If auth is enabled (recommended), include the Authorization header.

Available metrics:

  • orbitdock_uptime_seconds — server uptime
  • orbitdock_websocket_connections — active WebSocket connections
  • orbitdock_total_sessions / orbitdock_active_sessions
  • orbitdock_sessions_by_provider{provider="claude|codex"}
  • orbitdock_sessions_by_status{status="working|permission|..."}
  • orbitdock_db_size_bytes / orbitdock_db_wal_size_bytes

Security

Auth Tokens

orbitdock init automatically provisions a local auth token. Auth is enforced on all routes except /health once a token exists.

# Retrieve the local token (decrypted from hook-forward.json)
orbitdock auth local-token

# Generate additional tokens for remote clients
orbitdock generate-token

The token is required in:

  • Authorization: Bearer <token> header for HTTP requests
  • Authorization: Bearer <token> header for WebSocket handshake requests

Unauthenticated endpoints: /health

Encryption at Rest

Config values (like API keys) are encrypted with AES-256-GCM.

The encryption key is auto-generated at ~/.orbitdock/encryption.key on first run. Back it up — if lost, encrypted config values become unrecoverable.

Firewall

Only expose port 4000 (or your chosen port). The server doesn't need outbound access except for:

  • AI provider APIs (OpenAI, Anthropic) when running direct sessions
  • Cloudflare when using tunnels

Upgrading

Re-run the install script to update the binary:

curl -fsSL https://raw.githubusercontent.com/Robdel12/OrbitDock/main/orbitdock-server/install.sh | bash
# Migrations run automatically on startup

The install script only updates the binary — it won't re-prompt about hooks or services.

Troubleshooting

doctor command

Run diagnostics:

orbitdock doctor

Checks: data directory, database, encryption key, Claude CLI, auth token, hook transport config, hooks in settings.json, WAL size, port availability, health endpoint, disk space.

Common Issues

"Hook transport config not found" Run orbitdock install-hooks to generate ~/.orbitdock/hook-forward.json.

"Connection refused" Server not running.

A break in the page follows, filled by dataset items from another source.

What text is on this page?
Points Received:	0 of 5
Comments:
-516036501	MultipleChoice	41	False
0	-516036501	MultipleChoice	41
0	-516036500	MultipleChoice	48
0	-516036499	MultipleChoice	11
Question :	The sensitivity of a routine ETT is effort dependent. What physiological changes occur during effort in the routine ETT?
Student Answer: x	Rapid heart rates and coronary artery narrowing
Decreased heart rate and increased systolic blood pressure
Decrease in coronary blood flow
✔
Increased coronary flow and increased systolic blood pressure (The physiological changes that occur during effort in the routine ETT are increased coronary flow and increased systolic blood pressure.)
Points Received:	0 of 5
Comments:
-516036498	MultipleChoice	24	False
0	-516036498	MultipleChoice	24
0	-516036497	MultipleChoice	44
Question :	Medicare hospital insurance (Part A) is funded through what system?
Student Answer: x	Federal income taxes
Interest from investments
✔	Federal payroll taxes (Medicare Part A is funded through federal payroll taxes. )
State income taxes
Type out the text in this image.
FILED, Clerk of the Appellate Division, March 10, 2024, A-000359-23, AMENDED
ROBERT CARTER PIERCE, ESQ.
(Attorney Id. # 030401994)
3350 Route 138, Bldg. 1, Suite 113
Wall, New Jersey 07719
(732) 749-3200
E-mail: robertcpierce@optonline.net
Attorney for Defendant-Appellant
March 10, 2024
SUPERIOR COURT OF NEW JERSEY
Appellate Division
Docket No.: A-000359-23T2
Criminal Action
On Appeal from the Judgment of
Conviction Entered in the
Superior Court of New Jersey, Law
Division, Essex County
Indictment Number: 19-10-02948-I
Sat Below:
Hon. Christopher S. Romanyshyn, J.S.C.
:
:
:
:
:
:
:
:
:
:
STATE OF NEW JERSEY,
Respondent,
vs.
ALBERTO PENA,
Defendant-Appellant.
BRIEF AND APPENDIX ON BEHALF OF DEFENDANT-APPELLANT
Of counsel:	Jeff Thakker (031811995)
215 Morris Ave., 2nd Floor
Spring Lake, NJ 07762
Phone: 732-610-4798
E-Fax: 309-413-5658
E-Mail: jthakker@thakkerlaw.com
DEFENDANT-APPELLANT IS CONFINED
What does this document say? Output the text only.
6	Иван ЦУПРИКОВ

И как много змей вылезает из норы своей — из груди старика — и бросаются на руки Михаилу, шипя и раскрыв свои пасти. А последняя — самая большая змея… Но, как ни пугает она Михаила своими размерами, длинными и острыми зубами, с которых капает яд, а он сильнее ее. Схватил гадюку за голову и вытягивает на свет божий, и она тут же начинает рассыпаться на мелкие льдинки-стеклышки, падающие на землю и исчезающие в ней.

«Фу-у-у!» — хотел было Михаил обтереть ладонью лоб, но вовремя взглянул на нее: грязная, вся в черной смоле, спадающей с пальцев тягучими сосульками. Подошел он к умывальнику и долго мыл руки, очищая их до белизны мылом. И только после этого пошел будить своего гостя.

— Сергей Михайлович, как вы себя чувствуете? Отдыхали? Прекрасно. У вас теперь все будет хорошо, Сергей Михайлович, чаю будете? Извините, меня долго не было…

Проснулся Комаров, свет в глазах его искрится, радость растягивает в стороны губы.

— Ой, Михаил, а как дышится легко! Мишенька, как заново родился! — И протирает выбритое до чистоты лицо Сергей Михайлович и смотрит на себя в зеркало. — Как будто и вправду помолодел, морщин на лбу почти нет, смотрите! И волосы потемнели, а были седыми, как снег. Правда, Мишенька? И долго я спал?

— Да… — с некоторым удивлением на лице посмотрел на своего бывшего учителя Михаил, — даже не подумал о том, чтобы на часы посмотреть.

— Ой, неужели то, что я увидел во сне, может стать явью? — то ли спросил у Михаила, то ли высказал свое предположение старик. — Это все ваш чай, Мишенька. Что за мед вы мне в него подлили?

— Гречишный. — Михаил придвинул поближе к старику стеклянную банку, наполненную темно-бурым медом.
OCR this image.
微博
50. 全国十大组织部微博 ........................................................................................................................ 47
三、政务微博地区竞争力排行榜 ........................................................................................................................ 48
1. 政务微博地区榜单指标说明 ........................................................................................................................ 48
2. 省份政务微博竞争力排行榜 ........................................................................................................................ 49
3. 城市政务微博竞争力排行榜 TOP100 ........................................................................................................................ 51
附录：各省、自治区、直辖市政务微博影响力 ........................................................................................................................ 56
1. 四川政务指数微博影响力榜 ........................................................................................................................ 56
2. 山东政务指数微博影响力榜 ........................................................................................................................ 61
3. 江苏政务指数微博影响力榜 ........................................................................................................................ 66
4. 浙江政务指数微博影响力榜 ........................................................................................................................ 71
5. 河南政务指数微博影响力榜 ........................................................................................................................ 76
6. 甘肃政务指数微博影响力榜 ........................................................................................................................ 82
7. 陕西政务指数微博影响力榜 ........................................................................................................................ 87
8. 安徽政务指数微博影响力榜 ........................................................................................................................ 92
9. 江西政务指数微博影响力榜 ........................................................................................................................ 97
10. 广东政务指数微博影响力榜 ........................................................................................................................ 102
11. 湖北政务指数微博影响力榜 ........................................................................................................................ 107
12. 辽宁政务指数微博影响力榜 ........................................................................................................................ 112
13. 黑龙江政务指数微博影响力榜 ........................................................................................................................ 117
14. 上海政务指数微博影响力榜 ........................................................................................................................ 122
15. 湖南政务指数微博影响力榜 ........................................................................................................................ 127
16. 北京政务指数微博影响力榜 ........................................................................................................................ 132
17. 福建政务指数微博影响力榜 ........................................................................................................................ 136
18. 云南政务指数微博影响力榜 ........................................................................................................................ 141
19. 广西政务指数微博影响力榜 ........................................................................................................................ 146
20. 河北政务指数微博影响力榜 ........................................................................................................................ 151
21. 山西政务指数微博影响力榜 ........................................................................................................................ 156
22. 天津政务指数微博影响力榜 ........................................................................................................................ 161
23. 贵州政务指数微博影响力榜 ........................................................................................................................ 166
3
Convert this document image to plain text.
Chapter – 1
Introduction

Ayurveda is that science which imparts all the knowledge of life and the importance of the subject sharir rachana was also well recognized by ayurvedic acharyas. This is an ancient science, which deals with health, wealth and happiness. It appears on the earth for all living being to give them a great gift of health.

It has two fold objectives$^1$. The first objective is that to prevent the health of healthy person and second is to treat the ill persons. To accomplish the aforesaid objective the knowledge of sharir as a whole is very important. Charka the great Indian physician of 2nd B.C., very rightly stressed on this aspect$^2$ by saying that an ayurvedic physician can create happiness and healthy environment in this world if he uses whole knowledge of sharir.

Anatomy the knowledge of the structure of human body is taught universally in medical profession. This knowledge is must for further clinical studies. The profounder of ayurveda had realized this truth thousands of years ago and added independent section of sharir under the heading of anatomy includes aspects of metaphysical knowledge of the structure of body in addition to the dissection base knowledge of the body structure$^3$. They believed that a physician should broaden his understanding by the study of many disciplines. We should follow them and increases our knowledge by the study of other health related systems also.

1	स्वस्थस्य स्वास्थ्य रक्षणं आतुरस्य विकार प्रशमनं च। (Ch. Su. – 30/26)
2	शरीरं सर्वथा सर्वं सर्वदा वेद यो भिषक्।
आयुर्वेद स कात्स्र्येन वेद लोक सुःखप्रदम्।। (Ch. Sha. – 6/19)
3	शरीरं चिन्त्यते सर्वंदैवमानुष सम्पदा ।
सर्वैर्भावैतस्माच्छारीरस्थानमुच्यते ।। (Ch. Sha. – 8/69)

Check orbitdock status and start with orbitdock start.

"Unauthorized" Auth token mismatch. Issue a new token with orbitdock generate-token, then rerun orbitdock install-hooks.

"Events not arriving"

  1. Check hook transport config: ls -la ~/.orbitdock/hook-forward.json
  2. Check hooks in settings: cat ~/.claude/settings.json | jq '.hooks'
  3. Test manually: echo '{"session_id":"test","cwd":"/tmp"}' | orbitdock hook-forward claude_status_event

Large WAL file SQLite WAL should checkpoint automatically. If it grows beyond 50MB, restart the server. Check with orbitdock doctor.